The House of Lords (the leading judgment was given by Lord Collins) approached the issues raised by the appeal by recognising that the risk covered by a contract of proportional reinsurance will usually be co-extensive with the risk covered by the underlying insurance contract (absent any express indication to the contrary). This being the case, it may be assumed that the intention of the parties will be that wording of the reinsurance contract is to be interpreted as “back to back” with the insurance contract. However, a reinsurance contract is independent of the underlying insurance contract and liability under a reinsurance contract will therefore only arise in respect of risks falling within the cover created by the reinsurance. The position in this regard is not changed by follow the settlements wording. Therefore, Wasa could only be liable to Lexington if the loss in respect of which Lexington sought an indemnity fell within the cover created by the Reinsurance Contract.
In support of their position, Lexington relied on the decisions in Vesta v Butcher  AC 852 and Groupama v Catatumbo  2 Lloyd’s Rep 350. These decisions are authorities for the principle that, if a reinsurance contract and the underlying insurance contract are governed by different laws, the terms incorporated from the insurance contract into the reinsurance contract shall have the same meaning and effect as in the insurance contract.

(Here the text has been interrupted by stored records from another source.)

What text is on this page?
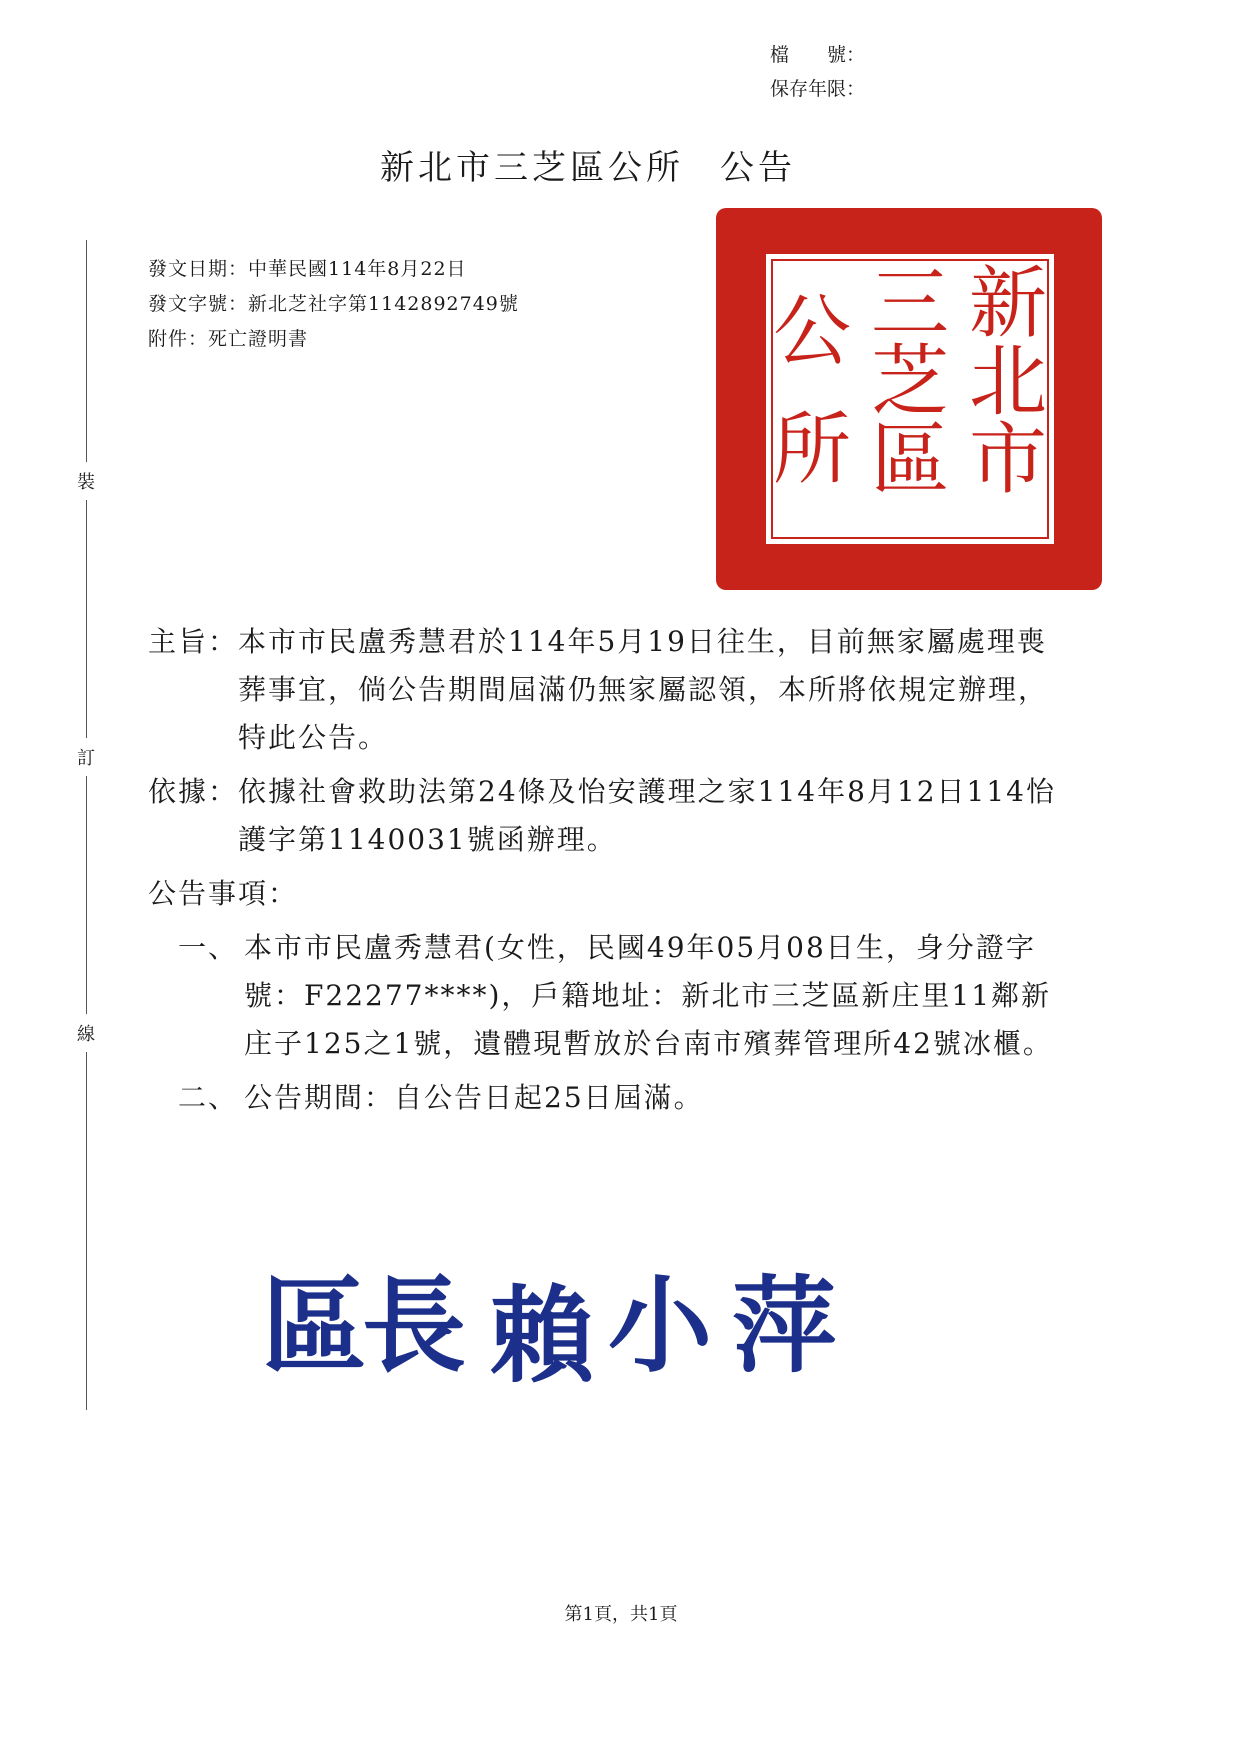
檔　　號：
保存年限：
新北市三芝區公所 公告
裝
訂
線
發文日期： 中華民國114年8月22日
發文字號： 新北芝社字第1142892749號
附件： 死亡證明書	新
北
市
三
芝
區
公
所
主旨： 本市市民盧秀慧君於114年5月19日往生，目前無家屬處理喪葬事宜，倘公告期間屆滿仍無家屬認領，本所將依規定辦理，特此公告。
依據： 依據社會救助法第24條及怡安護理之家114年8月12日114怡護字第1140031號函辦理。
公告事項：
一、 本市市民盧秀慧君(女性，民國49年05月08日生，身分證字號：F22277****)，戶籍地址：新北市三芝區新庄里11鄰新庄子125之1號，遺體現暫放於台南市殯葬管理所42號冰櫃。
二、 公告期間：自公告日起25日屆滿。
區
長 賴 小 萍
第1頁，共1頁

The House of Lords considered that these cases only supported a principle of construction, to be applied only after taking into account all the relevant circumstances of the reinsurance. One key factor that distinguished the circumstances of Wasa from those of Vesta v Butcher and Groupama v Catatumbo was that, at the time the reinsurance contracts of concern in these earlier cases were entered into, the law by which each insurance contract was governed was readily ascertainable and would have been in the contemplation of the parties. By contrast, the Lexington Policy was not subject to an express choice of law. However, it was subject to a US Service of Suit clause and the property insured was located in a variety of different US (and non-US) jurisdictions. For these reasons, the House of Lords did not consider that the parties, at the time the Reinsurance Contract was entered into, could have ascertained under which law coverage under the Policy would be determined. Therefore, the reinsurers could not consult what was referred to in Vesta v. Butcher as a notional “foreign legal dictionary” to interpret the Reinsurance Contract in a manner differently from its ordinary meaning under English law.

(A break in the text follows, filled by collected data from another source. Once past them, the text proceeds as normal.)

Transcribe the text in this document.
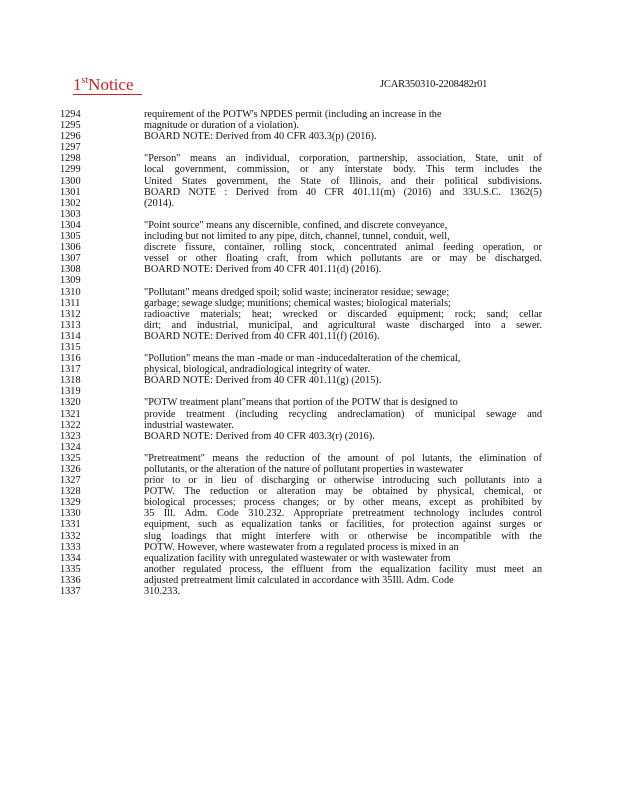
1stNotice	JCAR350310-2208482r01
1294	requirement of the POTW's NPDES permit (including an increase in the
1295	magnitude or duration of a violation).
1296	BOARD NOTE: Derived from 40 CFR 403.3(p) (2016).
1297
1298	"Person" means an individual, corporation, partnership, association, State, unit of
1299	local government, commission, or any interstate body. This term includes the
1300	United States government, the State of Illinois, and their political subdivisions.
1301	BOARD NOTE : Derived from 40 CFR 401.11(m) (2016) and 33U.S.C. 1362(5)
1302	(2014).
1303
1304	"Point source" means any discernible, confined, and discrete conveyance,
1305	including but not limited to any pipe, ditch, channel, tunnel, conduit, well,
1306	discrete fissure, container, rolling stock, concentrated animal feeding operation, or
1307	vessel or other floating craft, from which pollutants are or may be discharged.
1308	BOARD NOTE: Derived from 40 CFR 401.11(d) (2016).
1309
1310	"Pollutant" means dredged spoil; solid waste; incinerator residue; sewage;
1311	garbage; sewage sludge; munitions; chemical wastes; biological materials;
1312	radioactive materials; heat; wrecked or discarded equipment; rock; sand; cellar
1313	dirt; and industrial, municipal, and agricultural waste discharged into a sewer.
1314	BOARD NOTE: Derived from 40 CFR 401.11(f) (2016).
1315
1316	"Pollution" means the man -made or man -inducedalteration of the chemical,
1317	physical, biological, andradiological integrity of water.
1318	BOARD NOTE: Derived from 40 CFR 401.11(g) (2015).
1319
1320	"POTW treatment plant"means that portion of the POTW that is designed to
1321	provide treatment (including recycling andreclamation) of municipal sewage and
1322	industrial wastewater.
1323	BOARD NOTE: Derived from 40 CFR 403.3(r) (2016).
1324
1325	"Pretreatment" means the reduction of the amount of pol lutants, the elimination of
1326	pollutants, or the alteration of the nature of pollutant properties in wastewater
1327	prior to or in lieu of discharging or otherwise introducing such pollutants into a
1328	POTW. The reduction or alteration may be obtained by physical, chemical, or
1329	biological processes; process changes; or by other means, except as prohibited by
1330	35 Ill. Adm. Code 310.232. Appropriate pretreatment technology includes control
1331	equipment, such as equalization tanks or facilities, for protection against surges or
1332	slug loadings that might interfere with or otherwise be incompatible with the
1333	POTW. However, where wastewater from a regulated process is mixed in an
1334	equalization facility with unregulated wastewater or with wastewater from
1335	another regulated process, the effluent from the equalization facility must meet an
1336	adjusted pretreatment limit calculated in accordance with 35Ill. Adm. Code
1337	310.233.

The House of Lords rejected the suggestion that, because the Washington court had found that Pennsylvanian law applied in relation to coverage, this must, all along, have been the law applicable to determining questions of coverage. The basis for the House of Lords conclusion in this regard was that the Washington court’s decision to apply Pennsylvanian law in relation to coverage had been driven by the requirement to adopt a law for this purpose that had a common connection with all the parties and sites involved in the litigation, which included many insurers other than Lexington and many jurisdictions. The Washington Court’s decision to apply the law of Pennsylvania had been taken by reference to factors extraneous to the Policy.
The House of Lords ruling limits the application of the principle that, in relation to facultative contracts of reinsurance that are not governed by the same law as the underlying insurance, terms that the reinsurance incorporates from the underlying insurance are to be given the same meaning and effect as under the law by which the insurance is governed. According to Wasa, this principle will not apply if, at the time the reinsurance contract is entered into, the law by which the insurance contract is governed is not identifiable or ascertainable. This is because the reinsurer has no “foreign legal dictionary” to consult.